On Tuesday, 3 November 2015 at 23:29:45 UTC, TheFlyingFiddle wrote:
Is there a built in way to do this in dmd?

Basically I want to do this:

auto decode(T)(...)
{
   while(...)
   {
      T t = T.init; //I want this aligned to 64 bytes.
   }
}


Currently I am using:

align(64) struct Aligner(T)
{
   T value;
}

auto decode(T)(...)
{
   Aligner!T t = void;
   while(...)
   {
      t.value = T.init;
   }
}

But is there a less hacky way? From the documentation of align it seems i cannot use that for this kind of stuff. Also I don't want to have to use align(64) on my T struct type since for my usecase I am decoding arrays of T.

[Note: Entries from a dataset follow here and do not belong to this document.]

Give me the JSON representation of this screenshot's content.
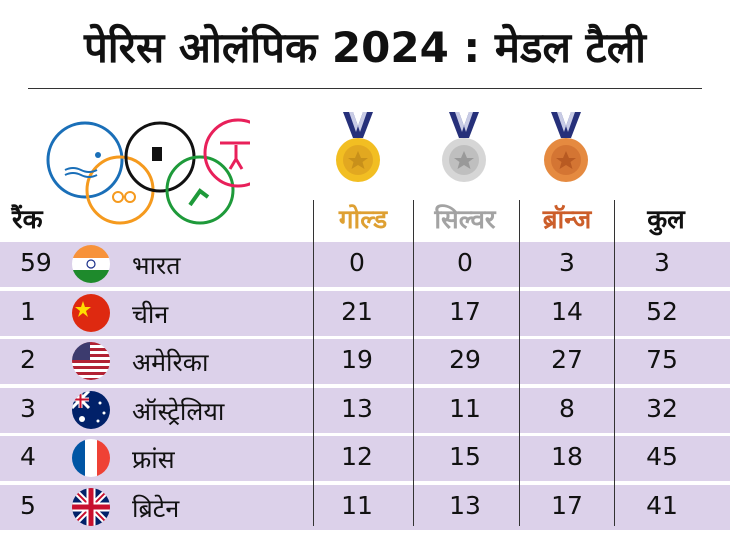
{
  "title": "पेरिस ओलंपिक 2024 : मेडल टैली",
  "headers": {
    "rank": "रैंक",
    "gold": "गोल्ड",
    "silver": "सिल्वर",
    "bronze": "ब्रॉन्ज",
    "total": "कुल"
  },
  "colors": {
    "gold": "#dea032",
    "silver": "#a3a3a3",
    "bronze": "#cc5e2a",
    "row": "#dcd1ea"
  },
  "rows": [
    {
      "rank": "59",
      "country": "भारत",
      "flag": "india-flag",
      "gold": "0",
      "silver": "0",
      "bronze": "3",
      "total": "3"
    },
    {
      "rank": "1",
      "country": "चीन",
      "flag": "china-flag",
      "gold": "21",
      "silver": "17",
      "bronze": "14",
      "total": "52"
    },
    {
      "rank": "2",
      "country": "अमेरिका",
      "flag": "usa-flag",
      "gold": "19",
      "silver": "29",
      "bronze": "27",
      "total": "75"
    },
    {
      "rank": "3",
      "country": "ऑस्ट्रेलिया",
      "flag": "australia-flag",
      "gold": "13",
      "silver": "11",
      "bronze": "8",
      "total": "32"
    },
    {
      "rank": "4",
      "country": "फ्रांस",
      "flag": "france-flag",
      "gold": "12",
      "silver": "15",
      "bronze": "18",
      "total": "45"
    },
    {
      "rank": "5",
      "country": "ब्रिटेन",
      "flag": "uk-flag",
      "gold": "11",
      "silver": "13",
      "bronze": "17",
      "total": "41"
    }
  ]
}
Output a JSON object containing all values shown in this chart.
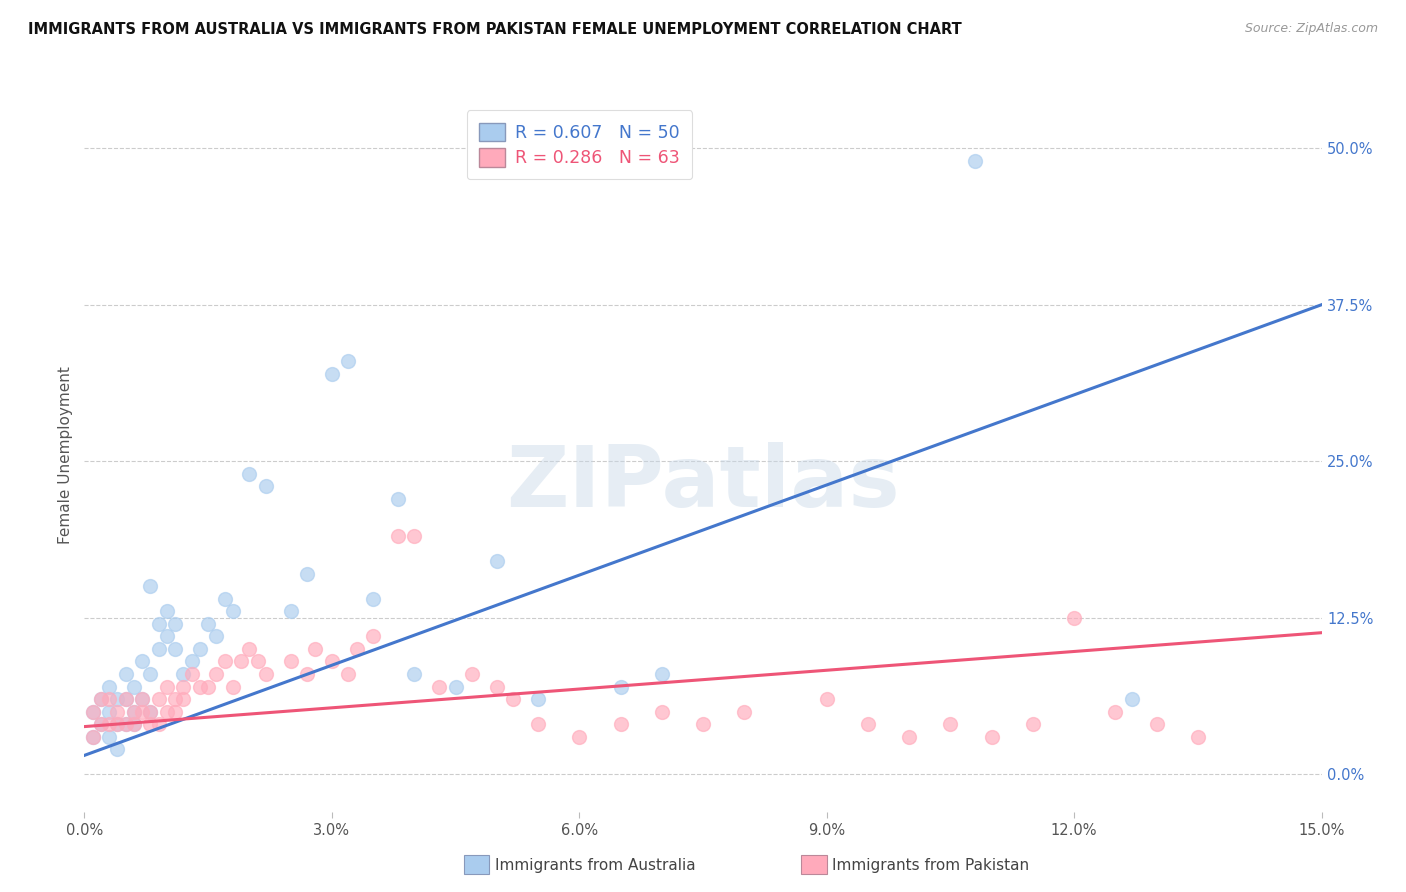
{
  "title": "IMMIGRANTS FROM AUSTRALIA VS IMMIGRANTS FROM PAKISTAN FEMALE UNEMPLOYMENT CORRELATION CHART",
  "source": "Source: ZipAtlas.com",
  "ylabel": "Female Unemployment",
  "xlim": [
    0.0,
    0.15
  ],
  "ylim": [
    -0.03,
    0.54
  ],
  "xticks": [
    0.0,
    0.03,
    0.06,
    0.09,
    0.12,
    0.15
  ],
  "yticks": [
    0.0,
    0.125,
    0.25,
    0.375,
    0.5
  ],
  "xticklabels": [
    "0.0%",
    "3.0%",
    "6.0%",
    "9.0%",
    "12.0%",
    "15.0%"
  ],
  "yticklabels": [
    "0.0%",
    "12.5%",
    "25.0%",
    "37.5%",
    "50.0%"
  ],
  "legend_line1": "R = 0.607   N = 50",
  "legend_line2": "R = 0.286   N = 63",
  "legend_label_australia": "Immigrants from Australia",
  "legend_label_pakistan": "Immigrants from Pakistan",
  "blue_dot_color": "#AACCEE",
  "pink_dot_color": "#FFAABB",
  "blue_line_color": "#4477CC",
  "pink_line_color": "#EE5577",
  "watermark_text": "ZIPatlas",
  "australia_x": [
    0.001,
    0.001,
    0.002,
    0.002,
    0.003,
    0.003,
    0.003,
    0.004,
    0.004,
    0.004,
    0.005,
    0.005,
    0.005,
    0.006,
    0.006,
    0.006,
    0.007,
    0.007,
    0.008,
    0.008,
    0.008,
    0.009,
    0.009,
    0.01,
    0.01,
    0.011,
    0.011,
    0.012,
    0.013,
    0.014,
    0.015,
    0.016,
    0.017,
    0.018,
    0.02,
    0.022,
    0.025,
    0.027,
    0.03,
    0.032,
    0.035,
    0.038,
    0.04,
    0.045,
    0.05,
    0.055,
    0.065,
    0.07,
    0.108,
    0.127
  ],
  "australia_y": [
    0.05,
    0.03,
    0.04,
    0.06,
    0.03,
    0.05,
    0.07,
    0.04,
    0.06,
    0.02,
    0.04,
    0.06,
    0.08,
    0.05,
    0.07,
    0.04,
    0.06,
    0.09,
    0.05,
    0.08,
    0.15,
    0.1,
    0.12,
    0.11,
    0.13,
    0.1,
    0.12,
    0.08,
    0.09,
    0.1,
    0.12,
    0.11,
    0.14,
    0.13,
    0.24,
    0.23,
    0.13,
    0.16,
    0.32,
    0.33,
    0.14,
    0.22,
    0.08,
    0.07,
    0.17,
    0.06,
    0.07,
    0.08,
    0.49,
    0.06
  ],
  "pakistan_x": [
    0.001,
    0.001,
    0.002,
    0.002,
    0.003,
    0.003,
    0.004,
    0.004,
    0.005,
    0.005,
    0.006,
    0.006,
    0.007,
    0.007,
    0.008,
    0.008,
    0.009,
    0.009,
    0.01,
    0.01,
    0.011,
    0.011,
    0.012,
    0.012,
    0.013,
    0.014,
    0.015,
    0.016,
    0.017,
    0.018,
    0.019,
    0.02,
    0.021,
    0.022,
    0.025,
    0.027,
    0.028,
    0.03,
    0.032,
    0.033,
    0.035,
    0.038,
    0.04,
    0.043,
    0.047,
    0.05,
    0.052,
    0.055,
    0.06,
    0.065,
    0.07,
    0.075,
    0.08,
    0.09,
    0.095,
    0.1,
    0.105,
    0.11,
    0.115,
    0.12,
    0.125,
    0.13,
    0.135
  ],
  "pakistan_y": [
    0.05,
    0.03,
    0.04,
    0.06,
    0.04,
    0.06,
    0.04,
    0.05,
    0.04,
    0.06,
    0.04,
    0.05,
    0.05,
    0.06,
    0.04,
    0.05,
    0.04,
    0.06,
    0.05,
    0.07,
    0.05,
    0.06,
    0.07,
    0.06,
    0.08,
    0.07,
    0.07,
    0.08,
    0.09,
    0.07,
    0.09,
    0.1,
    0.09,
    0.08,
    0.09,
    0.08,
    0.1,
    0.09,
    0.08,
    0.1,
    0.11,
    0.19,
    0.19,
    0.07,
    0.08,
    0.07,
    0.06,
    0.04,
    0.03,
    0.04,
    0.05,
    0.04,
    0.05,
    0.06,
    0.04,
    0.03,
    0.04,
    0.03,
    0.04,
    0.125,
    0.05,
    0.04,
    0.03
  ],
  "blue_trend_x": [
    0.0,
    0.15
  ],
  "blue_trend_y": [
    0.015,
    0.375
  ],
  "pink_trend_x": [
    0.0,
    0.15
  ],
  "pink_trend_y": [
    0.038,
    0.113
  ]
}
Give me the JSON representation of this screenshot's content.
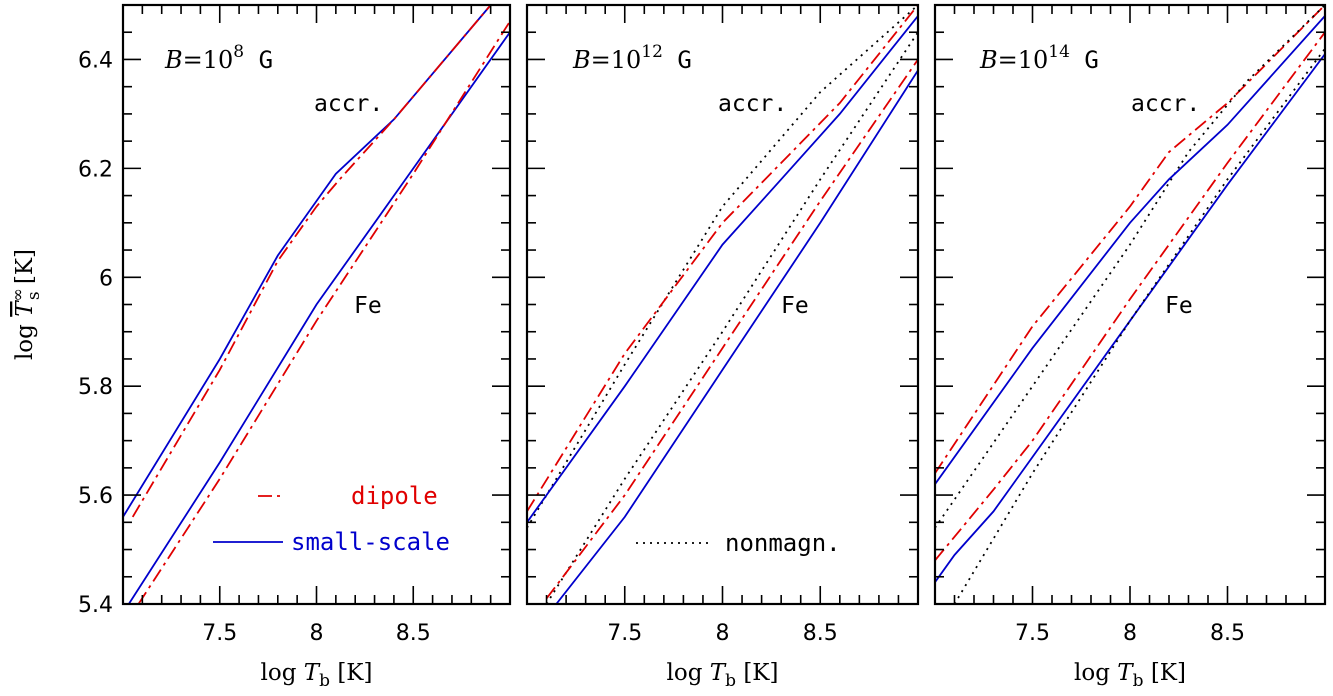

The reason that I want to do this in the first place is that if the variable is aligned i get about a 2.5x speedup (i don't really know why... found it by accident)

Note that there are two different alignments:
to control padding between instances on the stack (arrays)
         to control padding between members of a struct

align(64) //arrays
struct foo
{
      align(16) short baz; //between members
      align (1) float quux;
}

your 2.5x speedup is due to aligned vs. unaligned loads and stores which for SIMD type stuff has a really big effect. Basically misaligned stuff is really slow. IIRC there was a (blog/paper?) of someone on a uC spending a vast amount of time in ONE misaligned integer assignment causing traps and getting the kernel involved. Not quite as bad on x86 but still with doing.

As to a less jacky solution I'm not sure there is one.